Mita Mohi MBE JP

Personal information
- Full name: Mita Hikairo Mohi
- Born: 22 May 1939 New Zealand
- Died: 20 November 2016 (aged 77)

Playing information
- Position: Prop
Club
| Years | Team | Pld | T | G | FG | P |
| 1960–64 | Marist-Western |  |  |  |  |  |
| 1965 | Papanui |  |  |  |  |  |
| 1966–74 | Marist-Western |  |  |  |  |  |
| 1975–77 | Riccarton |  |  |  |  |  |
|  | Total | 0 | 0 | 0 | 0 | 0 |
Representative
| Years | Team | Pld | T | G | FG | P |
| 1960–73 | Canterbury | 42 |  |  |  |  |
| 1962–72 | New Zealand Māori | 2 |  |  |  |  |
| 1962–63 | South Island | 4 |  |  |  |  |
| 1972 | New Zealand | 1 | 0 | 0 | 0 | 0 |
| 1968 | Southern Zone | 1 |  |  |  |  |

Coaching information
Club
| Years | Team | Gms | W | D | L | W% |
| 1977 | Riccarton |  |  |  |  |  |
- Source:

= Mita Mohi =

New Zealand international rugby league player

Mita Hikairo Mohi (22 May 1939 – 20 November 2016) was a New Zealand exponent and teacher of the art of traditional Māori weaponry and a former professional rugby league footballer who represented New Zealand at the 1972 World Cup.

==Early life==
Mohi was born in 1939 of Ngāi Te Rangi, Ngāti Ranginui, Ngāti Rangiwewehi and Ngāti Tūwharetoa descent. As a child he learned the use of the taiaha from his father. Mohi's early working life was spent as a train driver for New Zealand Railways.

==Rugby league career==
Mohi played for the Marist-Western club in the Canterbury Rugby League competition. He represented Canterbury, New Zealand Māori, the Southern Zone and the South Island. In 1962 Mohi was part of the Canterbury side that defeated Auckland 16–13 to win the Northern Union Cup.

Mohi was selected for the New Zealand national rugby league team squad in the 1972 World Cup. His first, and only, test match was against France. Mohi injured his calf muscle while performing the haka and had to be replaced. Mohi also played in two other games for New Zealand while in Britain.

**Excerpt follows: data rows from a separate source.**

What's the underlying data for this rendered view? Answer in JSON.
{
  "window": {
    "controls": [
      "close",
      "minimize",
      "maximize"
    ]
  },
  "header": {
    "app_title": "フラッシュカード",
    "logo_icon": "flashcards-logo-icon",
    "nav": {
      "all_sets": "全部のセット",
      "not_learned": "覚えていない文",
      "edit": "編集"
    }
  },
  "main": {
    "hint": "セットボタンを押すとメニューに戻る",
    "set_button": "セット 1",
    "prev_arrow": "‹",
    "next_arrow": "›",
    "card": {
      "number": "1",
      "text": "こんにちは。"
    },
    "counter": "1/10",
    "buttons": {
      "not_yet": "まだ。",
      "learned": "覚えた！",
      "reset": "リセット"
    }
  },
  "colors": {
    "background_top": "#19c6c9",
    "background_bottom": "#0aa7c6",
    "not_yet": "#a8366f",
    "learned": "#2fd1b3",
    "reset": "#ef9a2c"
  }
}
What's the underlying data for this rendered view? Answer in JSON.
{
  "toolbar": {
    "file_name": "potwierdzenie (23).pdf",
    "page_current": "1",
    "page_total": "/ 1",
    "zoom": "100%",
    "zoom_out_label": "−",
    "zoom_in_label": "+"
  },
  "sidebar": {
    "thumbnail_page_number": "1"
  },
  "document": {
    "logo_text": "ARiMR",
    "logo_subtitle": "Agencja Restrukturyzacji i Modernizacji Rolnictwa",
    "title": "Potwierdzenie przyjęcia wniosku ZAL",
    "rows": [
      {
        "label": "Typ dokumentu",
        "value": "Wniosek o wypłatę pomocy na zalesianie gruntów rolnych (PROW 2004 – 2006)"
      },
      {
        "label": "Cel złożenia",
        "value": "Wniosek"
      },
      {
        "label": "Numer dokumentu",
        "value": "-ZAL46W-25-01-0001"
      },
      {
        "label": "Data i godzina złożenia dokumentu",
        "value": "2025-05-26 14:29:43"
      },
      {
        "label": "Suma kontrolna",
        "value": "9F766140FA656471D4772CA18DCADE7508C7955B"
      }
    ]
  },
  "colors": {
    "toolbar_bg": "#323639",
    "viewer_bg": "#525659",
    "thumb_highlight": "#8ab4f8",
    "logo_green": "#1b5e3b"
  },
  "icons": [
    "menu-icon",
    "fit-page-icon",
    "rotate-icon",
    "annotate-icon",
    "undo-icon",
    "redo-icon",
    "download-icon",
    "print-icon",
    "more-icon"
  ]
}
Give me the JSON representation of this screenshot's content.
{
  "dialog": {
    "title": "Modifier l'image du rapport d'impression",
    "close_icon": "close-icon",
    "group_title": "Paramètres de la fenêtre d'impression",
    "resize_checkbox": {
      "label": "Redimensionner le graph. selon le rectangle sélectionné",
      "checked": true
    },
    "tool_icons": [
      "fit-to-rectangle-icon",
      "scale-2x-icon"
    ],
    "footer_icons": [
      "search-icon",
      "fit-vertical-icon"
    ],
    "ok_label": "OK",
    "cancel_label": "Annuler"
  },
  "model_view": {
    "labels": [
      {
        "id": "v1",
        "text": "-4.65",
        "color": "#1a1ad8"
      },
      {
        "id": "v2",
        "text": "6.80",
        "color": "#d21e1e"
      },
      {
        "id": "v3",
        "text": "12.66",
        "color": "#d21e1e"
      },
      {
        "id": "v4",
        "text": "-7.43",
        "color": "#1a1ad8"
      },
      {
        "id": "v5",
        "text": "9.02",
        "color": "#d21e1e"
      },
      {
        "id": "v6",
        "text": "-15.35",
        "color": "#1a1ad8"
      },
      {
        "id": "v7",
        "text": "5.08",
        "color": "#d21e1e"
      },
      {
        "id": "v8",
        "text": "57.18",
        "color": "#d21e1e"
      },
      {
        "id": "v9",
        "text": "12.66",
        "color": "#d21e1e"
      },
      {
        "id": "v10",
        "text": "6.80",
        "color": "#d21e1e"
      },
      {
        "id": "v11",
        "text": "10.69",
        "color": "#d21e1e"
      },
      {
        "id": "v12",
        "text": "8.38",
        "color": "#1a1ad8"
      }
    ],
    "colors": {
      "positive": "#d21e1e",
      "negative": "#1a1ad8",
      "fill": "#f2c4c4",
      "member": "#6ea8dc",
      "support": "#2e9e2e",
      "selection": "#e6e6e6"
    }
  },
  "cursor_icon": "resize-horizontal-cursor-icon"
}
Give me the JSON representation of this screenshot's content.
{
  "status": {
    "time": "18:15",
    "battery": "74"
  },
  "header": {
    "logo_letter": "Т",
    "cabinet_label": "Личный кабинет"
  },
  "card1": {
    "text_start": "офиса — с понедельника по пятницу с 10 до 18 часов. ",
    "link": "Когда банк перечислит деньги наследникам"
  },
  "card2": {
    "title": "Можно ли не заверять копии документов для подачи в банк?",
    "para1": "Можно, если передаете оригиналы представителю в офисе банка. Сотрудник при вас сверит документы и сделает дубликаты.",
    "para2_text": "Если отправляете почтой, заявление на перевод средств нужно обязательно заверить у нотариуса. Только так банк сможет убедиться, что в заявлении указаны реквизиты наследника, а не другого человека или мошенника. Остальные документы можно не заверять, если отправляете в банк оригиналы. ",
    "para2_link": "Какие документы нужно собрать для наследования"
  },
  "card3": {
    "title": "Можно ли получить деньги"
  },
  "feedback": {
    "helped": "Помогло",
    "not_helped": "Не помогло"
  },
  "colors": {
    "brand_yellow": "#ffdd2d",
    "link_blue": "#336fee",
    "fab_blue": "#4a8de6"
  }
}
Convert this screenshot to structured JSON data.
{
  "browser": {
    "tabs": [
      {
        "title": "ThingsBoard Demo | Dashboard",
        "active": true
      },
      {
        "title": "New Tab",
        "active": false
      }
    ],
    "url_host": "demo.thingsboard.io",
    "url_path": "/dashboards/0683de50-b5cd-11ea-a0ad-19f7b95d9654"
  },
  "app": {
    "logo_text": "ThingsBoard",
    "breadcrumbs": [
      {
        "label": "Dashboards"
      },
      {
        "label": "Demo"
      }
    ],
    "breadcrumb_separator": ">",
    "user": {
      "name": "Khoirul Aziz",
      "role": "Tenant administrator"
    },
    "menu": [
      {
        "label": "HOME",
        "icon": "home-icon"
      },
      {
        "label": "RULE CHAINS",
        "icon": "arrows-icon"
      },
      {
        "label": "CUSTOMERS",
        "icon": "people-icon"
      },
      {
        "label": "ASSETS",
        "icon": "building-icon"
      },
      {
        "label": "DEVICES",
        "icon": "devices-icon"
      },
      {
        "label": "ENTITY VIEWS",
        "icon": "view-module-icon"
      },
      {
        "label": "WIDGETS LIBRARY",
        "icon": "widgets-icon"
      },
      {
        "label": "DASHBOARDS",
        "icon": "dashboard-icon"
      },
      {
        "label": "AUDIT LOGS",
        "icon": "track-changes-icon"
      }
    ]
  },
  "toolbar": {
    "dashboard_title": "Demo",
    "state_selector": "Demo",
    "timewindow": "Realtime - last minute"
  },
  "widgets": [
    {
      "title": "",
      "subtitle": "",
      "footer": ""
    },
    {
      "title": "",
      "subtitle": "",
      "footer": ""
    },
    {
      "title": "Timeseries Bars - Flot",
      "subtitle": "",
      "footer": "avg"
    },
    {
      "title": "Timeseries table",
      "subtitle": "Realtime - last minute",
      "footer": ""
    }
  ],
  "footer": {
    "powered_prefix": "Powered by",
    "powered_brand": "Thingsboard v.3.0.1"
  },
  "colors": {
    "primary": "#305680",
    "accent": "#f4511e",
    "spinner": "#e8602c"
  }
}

He moved to the Riccarton club in 1975 and spent three years at the club, the last as player-coach.

==Mau rākau==
In the late 1970s, Mohi began teaching the art of traditional Māori weaponry, mau rākau, and established the Mokoia taiaha wānanga to train boys and men in the art of using the taiaha. He has also run taiaha wānanga throughout New Zealand and developed a mau rākau programme that has run in New Zealand prisons since the early 1990s.

==Other activities==
Mohi was also a professional wrestler for a time and was prominent in national Māori tennis, including a second placing in the Aotearoa Māori tennis championships. He worked as a lecturer at Waiariki Polytechnic and served as a member of the New Zealand Parole Board and a justice of the peace.

In 1982, Mohi and his wife Hukarere opened the first kōhanga reo in Rotorua, following the birth of their first grandchild.

Mohi died on 20 November 2016.

==Honours and awards==
In the 1995 New Year Honours, Mohi was appointed a Member of the Order of the British Empire, for service to youth. With his wife, Mohi received a Rotorua District Council community award for voluntary services in 2007. He was recognised for his longstanding and ongoing contribution to mau rākau at the 2012 National Waiata Māori Music Awards, where he received the Keeper of Traditions Award, and the 2012 Te Waka Toi Awards, where he was awarded the Ngā Tohu o Tā Kīngi Īhaka (Sir Kīngi Īhaka award).